Despite this, OpenAI has been searching for fresh and improved approaches to profit from its GPT-4 LLMs. It hasn’t, though, turned a profit. Since the creation of ChatGPT, its losses have topped $540 million.

With the help of several other venture capital firms and Microsoft’s $10 billion investment, OpenAI has managed to stay afloat for the time being. However, considering its growing losses, OpenAI’s forecast of generating $200 million in yearly income in 2023 and aiming for $1 billion in 2024 appears overly optimistic, according to Analytics India Magazine.

Staffing Problems

A major tech company or a conglomerate might buy OpenAI if it files for an IPO. Its present investors would greatly benefit from this as an exit route. However, there are various problems that could prevent an IPO, which would then result in a lower value.

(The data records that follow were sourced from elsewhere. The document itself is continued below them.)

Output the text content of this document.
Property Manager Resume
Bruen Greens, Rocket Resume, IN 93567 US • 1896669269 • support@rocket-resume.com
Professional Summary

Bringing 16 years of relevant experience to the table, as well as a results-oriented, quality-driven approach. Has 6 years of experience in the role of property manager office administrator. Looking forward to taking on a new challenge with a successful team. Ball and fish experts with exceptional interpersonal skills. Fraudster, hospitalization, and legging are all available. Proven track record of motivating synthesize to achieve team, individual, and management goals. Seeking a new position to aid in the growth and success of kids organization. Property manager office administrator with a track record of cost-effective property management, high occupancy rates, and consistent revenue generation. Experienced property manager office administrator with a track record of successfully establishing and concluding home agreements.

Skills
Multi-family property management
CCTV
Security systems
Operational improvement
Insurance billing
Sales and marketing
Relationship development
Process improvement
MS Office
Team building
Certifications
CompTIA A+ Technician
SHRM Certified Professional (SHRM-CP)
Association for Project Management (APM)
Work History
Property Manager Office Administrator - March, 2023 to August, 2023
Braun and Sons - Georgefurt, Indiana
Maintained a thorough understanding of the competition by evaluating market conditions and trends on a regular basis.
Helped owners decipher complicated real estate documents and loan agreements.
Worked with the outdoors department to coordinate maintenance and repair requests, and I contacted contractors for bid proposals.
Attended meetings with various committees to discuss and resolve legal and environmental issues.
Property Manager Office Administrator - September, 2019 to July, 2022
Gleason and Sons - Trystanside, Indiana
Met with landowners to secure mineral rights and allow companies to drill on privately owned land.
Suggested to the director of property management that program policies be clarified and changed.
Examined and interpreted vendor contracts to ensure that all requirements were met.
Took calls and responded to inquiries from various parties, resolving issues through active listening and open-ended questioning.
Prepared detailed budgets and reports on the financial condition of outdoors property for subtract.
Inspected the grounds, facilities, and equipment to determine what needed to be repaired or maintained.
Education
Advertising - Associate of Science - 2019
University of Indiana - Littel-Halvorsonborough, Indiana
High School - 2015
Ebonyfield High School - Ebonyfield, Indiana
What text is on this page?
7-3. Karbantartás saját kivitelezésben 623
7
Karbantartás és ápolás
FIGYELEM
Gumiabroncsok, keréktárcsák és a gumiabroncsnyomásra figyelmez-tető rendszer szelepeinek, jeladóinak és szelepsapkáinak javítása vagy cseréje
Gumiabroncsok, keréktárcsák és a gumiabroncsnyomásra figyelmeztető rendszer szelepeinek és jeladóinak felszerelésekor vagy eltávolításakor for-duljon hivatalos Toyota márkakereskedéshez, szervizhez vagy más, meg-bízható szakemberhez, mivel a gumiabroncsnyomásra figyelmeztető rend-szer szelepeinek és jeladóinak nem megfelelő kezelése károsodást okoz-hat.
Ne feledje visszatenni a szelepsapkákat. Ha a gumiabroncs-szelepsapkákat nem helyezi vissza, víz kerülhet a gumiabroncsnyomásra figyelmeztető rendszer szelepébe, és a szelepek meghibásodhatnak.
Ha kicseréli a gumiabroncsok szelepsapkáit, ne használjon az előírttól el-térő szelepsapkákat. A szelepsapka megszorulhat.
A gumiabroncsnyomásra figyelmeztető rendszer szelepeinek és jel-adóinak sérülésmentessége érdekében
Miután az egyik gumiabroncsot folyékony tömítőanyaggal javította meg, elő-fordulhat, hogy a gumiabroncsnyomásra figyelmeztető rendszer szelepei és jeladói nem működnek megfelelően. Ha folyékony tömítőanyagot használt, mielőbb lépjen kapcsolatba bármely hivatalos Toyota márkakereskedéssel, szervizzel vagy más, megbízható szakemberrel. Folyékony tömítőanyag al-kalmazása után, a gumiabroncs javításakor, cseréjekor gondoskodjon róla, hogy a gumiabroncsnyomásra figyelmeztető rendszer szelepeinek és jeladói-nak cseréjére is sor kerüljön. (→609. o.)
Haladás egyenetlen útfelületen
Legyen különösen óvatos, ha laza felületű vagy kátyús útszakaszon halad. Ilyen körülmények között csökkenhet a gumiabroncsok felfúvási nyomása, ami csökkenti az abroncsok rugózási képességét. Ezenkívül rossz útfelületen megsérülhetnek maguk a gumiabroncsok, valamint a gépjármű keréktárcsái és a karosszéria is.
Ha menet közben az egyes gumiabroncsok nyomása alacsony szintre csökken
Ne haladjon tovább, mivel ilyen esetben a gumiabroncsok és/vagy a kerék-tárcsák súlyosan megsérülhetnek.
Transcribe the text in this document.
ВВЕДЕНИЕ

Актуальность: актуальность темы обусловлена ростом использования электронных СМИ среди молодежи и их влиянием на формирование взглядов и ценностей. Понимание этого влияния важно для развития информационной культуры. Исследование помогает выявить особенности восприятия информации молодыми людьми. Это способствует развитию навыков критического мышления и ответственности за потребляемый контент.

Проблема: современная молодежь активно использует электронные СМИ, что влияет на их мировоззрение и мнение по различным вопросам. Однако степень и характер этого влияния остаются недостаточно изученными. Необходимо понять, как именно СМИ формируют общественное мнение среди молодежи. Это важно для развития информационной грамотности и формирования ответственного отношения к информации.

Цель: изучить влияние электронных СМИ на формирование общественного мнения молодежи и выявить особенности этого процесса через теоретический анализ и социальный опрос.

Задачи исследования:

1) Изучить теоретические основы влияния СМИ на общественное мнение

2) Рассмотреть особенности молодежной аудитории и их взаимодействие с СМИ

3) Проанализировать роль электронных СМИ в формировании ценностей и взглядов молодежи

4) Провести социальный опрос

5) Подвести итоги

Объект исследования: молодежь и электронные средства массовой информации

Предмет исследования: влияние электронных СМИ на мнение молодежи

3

Currently, OpenAI is experiencing significant attraction rates. They are not, as a rule, laying off workers like the rest of the technology sector. However, they are losing staff members, or, rather, some of their best talent, as their employees are continually being poached by their rivals.

AI businesses are still plagued by shortages of enterprise-level GPUs.

The persistent dearth of enterprise-level GPUs makes issues even more difficult. Due to the tech conflict between the US and China, all enterprise-level GPUs are being purchased by intermediaries by AI and internet businesses in China. Some of them have even been able to collaborate directly with well-known manufacturers of AI chips.

According to a recent SCMP article, several Chinese tech businesses have ordered a whopping $5 billion worth of NVIDIA’s A800 and A100 AI chips, which are expected to be delivered by 2024.

The lack of GPUs on the market, according to Altman, is impeding the company’s capacity to improve and develop new models. The most recent trademark application for “GPT-5” by OpenAI shows that they want to keep training models. The output quality of ChatGPT has, however, noticeably declined as a result of this endeavor.

Together, these factors—increasing financial losses, dwindling user base, inability to provide steady and significant revenue, and deteriorating stellar product quality—mean one straightforward thing. OpenAI is in serious jeopardy and has to find a speedy path to profitability.